An old Edge editorial that has stayed with me spoke about what a perfect piece of technology a book is. I think Getting Up had just come out, with its luxuriously muddled menu systems based on the New York subway system. Anyway, compared to picking your way through that, a book is just a treat. Open it up and everything’s right there on the page.

RoguebookPublisher: Abrakam, Nacon, BIGBENDeveloper: AbrakamAvailability: Out now on PC, Xbox, PlayStation and coming to Switch “Spring 2022”

No wonder certain games love books so much.
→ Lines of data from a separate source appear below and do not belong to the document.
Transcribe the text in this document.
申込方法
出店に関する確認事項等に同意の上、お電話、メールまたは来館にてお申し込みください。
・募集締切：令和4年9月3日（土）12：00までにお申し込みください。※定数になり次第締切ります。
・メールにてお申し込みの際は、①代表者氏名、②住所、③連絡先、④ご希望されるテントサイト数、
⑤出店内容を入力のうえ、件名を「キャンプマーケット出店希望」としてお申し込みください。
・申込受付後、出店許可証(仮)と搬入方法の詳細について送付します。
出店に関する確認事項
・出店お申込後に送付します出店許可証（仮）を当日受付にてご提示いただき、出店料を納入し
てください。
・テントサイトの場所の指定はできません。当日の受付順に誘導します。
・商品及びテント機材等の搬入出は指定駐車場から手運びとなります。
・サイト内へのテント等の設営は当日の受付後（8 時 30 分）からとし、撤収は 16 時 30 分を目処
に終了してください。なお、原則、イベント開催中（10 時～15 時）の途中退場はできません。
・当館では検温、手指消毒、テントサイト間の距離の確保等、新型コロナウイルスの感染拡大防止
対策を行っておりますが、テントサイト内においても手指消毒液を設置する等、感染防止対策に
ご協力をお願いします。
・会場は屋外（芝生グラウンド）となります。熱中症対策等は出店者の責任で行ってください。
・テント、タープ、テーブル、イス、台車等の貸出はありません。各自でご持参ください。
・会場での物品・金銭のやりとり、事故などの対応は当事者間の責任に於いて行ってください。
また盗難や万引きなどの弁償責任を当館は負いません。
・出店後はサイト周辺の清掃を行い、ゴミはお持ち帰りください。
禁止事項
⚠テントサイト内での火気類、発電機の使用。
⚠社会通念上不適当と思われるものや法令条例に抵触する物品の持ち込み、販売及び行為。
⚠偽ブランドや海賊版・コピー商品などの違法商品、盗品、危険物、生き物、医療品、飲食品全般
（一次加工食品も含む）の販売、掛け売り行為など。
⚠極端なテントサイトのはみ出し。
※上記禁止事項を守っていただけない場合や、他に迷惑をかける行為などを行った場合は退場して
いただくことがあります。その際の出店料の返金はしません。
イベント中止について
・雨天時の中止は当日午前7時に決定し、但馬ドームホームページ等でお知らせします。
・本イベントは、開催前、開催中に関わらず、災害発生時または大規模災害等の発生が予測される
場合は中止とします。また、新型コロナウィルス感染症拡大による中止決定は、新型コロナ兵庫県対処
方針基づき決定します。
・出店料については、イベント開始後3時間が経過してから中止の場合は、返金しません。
In the past few years we’ve had Trials of Fire, a sublime turn-based battler that uses a book for just about everything, and here’s Roguebook, freshly released on consoles, in which the whole adventure plays out with a bunch of heroes in a book.

I have spent a few mornings with Roguebook and I don’t particularly want to escape. This is a collaboration between the people who made the digital card game Faeria and Richard Garfield, of Magic: The Gathering. It’s a roguelite collectible card game which, in the present day, doesn’t really tell you much. But it’s a genuinely lovely thing – precise and playful by turns. It has chunky fairy tale art, delightful systems and a secretly dashing font – I’ll leave you to decide which one, because annoyingly it uses several. It might be love!

Anyway, there you are stuck in the pages of a magical book. Each chapter plays out on a single sheet, in which you move across hexes – hexes! This game truly has everything – and spend a limited pool of ink revealing more of the map. The aim is to become powerful enough to defeat the page’s boss, at which point you move on.